Lazarenko recalled that the case “M.S.L., TOV v. UKRAINE“ concerned the appeal by the company ”M.S.L.” against sanctions imposed on it by a decision of the National Security and Defense Council of Ukraine and enacted in 2015 by a decree of the President of Ukraine, with the subsequent extension of the sanctions by decrees in 2016 and 2017.

The applicant company complained that the imposition of sanctions, in particular the freezing of assets, constituted an interference with its rights guaranteed by Article 1 of Protocol No. 1 to the Convention, as it was prohibited from using and disposing of its assets. The applicant company also raised an issue under Article 13 of the Convention in connection with its lack of an effective remedy for the violation of its property rights.

At the national level, the Ukrainian courts dismissed the applicant company’s claim regarding the first Presidential Decree of Ukraine, and the company withdrew its claims regarding the second and third Decrees.

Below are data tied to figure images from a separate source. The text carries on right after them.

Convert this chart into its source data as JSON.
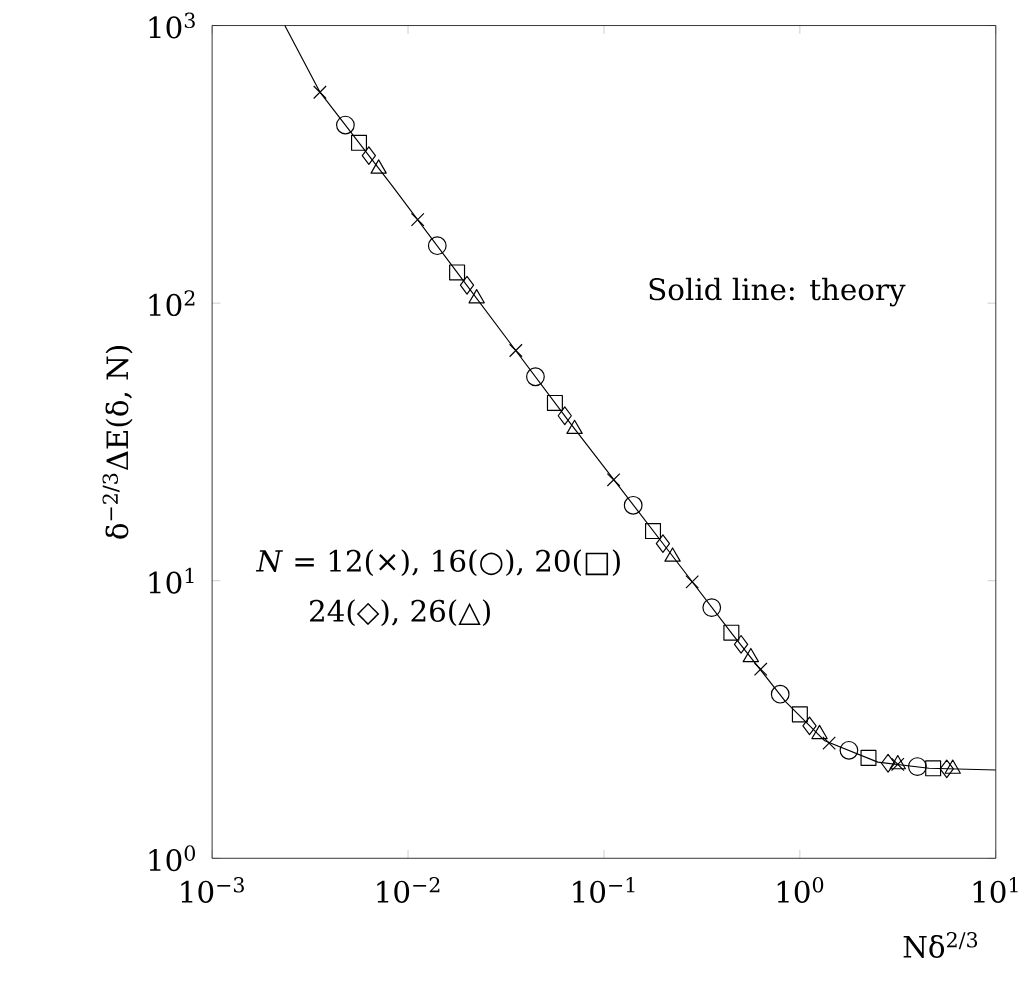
{
  "chart_data": {
    "type": "scatter",
    "log": "xy",
    "xlabel": "Nδ$^{2/3}$",
    "ylabel": "δ$^{−2/3}$ΔE(δ, N)",
    "xlim": [
      0.001,
      10
    ],
    "ylim": [
      1,
      1000
    ],
    "xticks": [
      {
        "value": 0.001,
        "label": "10$^{−3}$"
      },
      {
        "value": 0.01,
        "label": "10$^{−2}$"
      },
      {
        "value": 0.1,
        "label": "10$^{−1}$"
      },
      {
        "value": 1,
        "label": "10$^{0}$"
      },
      {
        "value": 10,
        "label": "10$^{1}$"
      }
    ],
    "yticks": [
      {
        "value": 1,
        "label": "10$^{0}$"
      },
      {
        "value": 10,
        "label": "10$^{1}$"
      },
      {
        "value": 100,
        "label": "10$^{2}$"
      },
      {
        "value": 1000,
        "label": "10$^{3}$"
      }
    ],
    "annotations": [
      "Solid line: theory",
      "*N* = 12(×), 16(○), 20(□)",
      "24(◇), 26(△)"
    ],
    "series": [
      {
        "type": "line",
        "color": "#000000",
        "marker": "none",
        "x": [
          0.00235,
          0.00356,
          0.00836,
          0.0167,
          0.0334,
          0.0668,
          0.0989,
          0.212,
          0.454,
          0.845,
          1.34,
          2.5,
          4.56,
          10
        ],
        "values": [
          1000,
          574,
          263,
          137,
          71.4,
          37.2,
          26.0,
          12.9,
          6.4,
          3.67,
          2.65,
          2.22,
          2.11,
          2.08
        ]
      },
      {
        "color": "#000000",
        "marker": "cross",
        "x": [
          0.00355,
          0.0112,
          0.0355,
          0.112,
          0.282,
          0.631,
          1.41,
          3.16
        ],
        "values": [
          575,
          200,
          67.5,
          23.1,
          9.9,
          4.8,
          2.6,
          2.18
        ]
      },
      {
        "color": "#000000",
        "marker": "circle",
        "x": [
          0.00479,
          0.0141,
          0.0447,
          0.141,
          0.355,
          0.794,
          1.78,
          3.98
        ],
        "values": [
          438,
          161,
          54.3,
          18.7,
          8.0,
          3.9,
          2.45,
          2.14
        ]
      },
      {
        "color": "#000000",
        "marker": "square",
        "x": [
          0.00562,
          0.0178,
          0.0562,
          0.178,
          0.447,
          1.0,
          2.24,
          4.79
        ],
        "values": [
          378,
          129,
          43.7,
          15.1,
          6.5,
          3.3,
          2.3,
          2.11
        ]
      },
      {
        "color": "#000000",
        "marker": "diamond",
        "x": [
          0.00631,
          0.02,
          0.0631,
          0.2,
          0.501,
          1.12,
          2.82,
          5.62
        ],
        "values": [
          340,
          116,
          39.3,
          13.6,
          5.9,
          3.0,
          2.2,
          2.1
        ]
      },
      {
        "color": "#000000",
        "marker": "triangle",
        "x": [
          0.00708,
          0.0224,
          0.0708,
          0.224,
          0.562,
          1.26,
          3.16,
          6.03
        ],
        "values": [
          305,
          104,
          35.2,
          12.2,
          5.3,
          2.8,
          2.18,
          2.1
        ]
      }
    ]
  }
}
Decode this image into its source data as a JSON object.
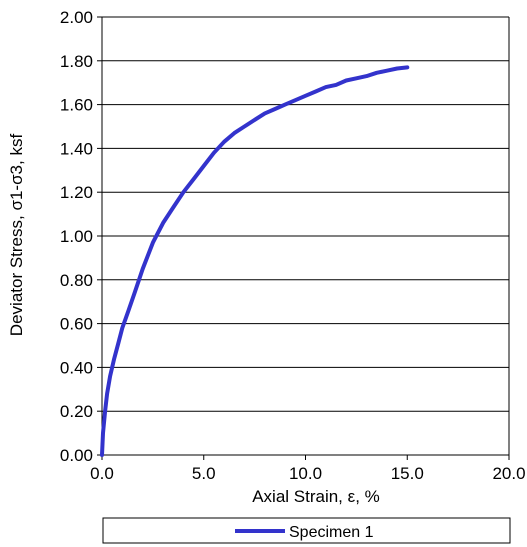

“In dismissing the company’s claim, the national courts refused to assess the factual grounds for the application of sanctions, referring to the discretionary powers of the authorities that had issued the contested decisions. The Grand Chamber of the Supreme Court indicated that the scope and results of the president’s assessment of the significance of the risks that served as the basis for imposing sanctions on the applicant company are beyond the scope of judicial review, since the administrative court does not have the competence to make decisions on matters of national security and defense,” the lawyer explained.

She noted that, in appealing to the ECHR, the company claimed, in particular, that the national courts had failed to administer justice because they had not examined whether the state authorities had sufficient grounds for imposing sanctions and whether those grounds were supported by any evidence.

“Moreover, the restriction of the scope of judicial review was not based on any provision of national law. In the company’s opinion, the president’s discretionary powers on national security issues should not limit judicial review by national courts or exempt courts from the obligation to verify the grounds for sanctions in accordance with the sanctions law,” Lazarenko said.

The lawyer noted that the ECHR, in turn, pointed out that the decisions of the national courts lacked a substantive judicial assessment of the decision to impose sanctions on the applicant company. In particular, the Supreme Court limited its analysis to the sole question of whether the decision of the NSDC and the first presidential decree complied with the formal requirements of the sanctions law and did not address the substance of the SBU’s allegations against the applicant company.

“Due to the fact that the courts did not verify whether the first presidential decree had a solid factual basis, the ECHR concluded that such judicial review could not be considered a sufficient procedural guarantee against arbitrariness. Accordingly, the ECHR recognized the interference with the applicant company’s right to peaceful enjoyment of property as unlawful,” she said.

In addition, Lazarenko noted that the ECHR, referring to its conclusion about the lack of adequate procedural safeguards against arbitrariness during the judicial review of the decision to apply sanctions, as well as the ineffectiveness of the company’s complaints to the SBU, concluded that the applicant company did not have effective legal remedies for its complaints.

“Given the established status of ECHR practice as a source of law, we expect an appropriate response to the ECHR’s decision in M.S.L., TOV v. UKRAINE,“ from the Administrative Court of Cassation and the Grand Chamber of the Supreme Court, as the courts of first and appellate instance designated to review decisions on the application of sanctions,” the lawyer concluded.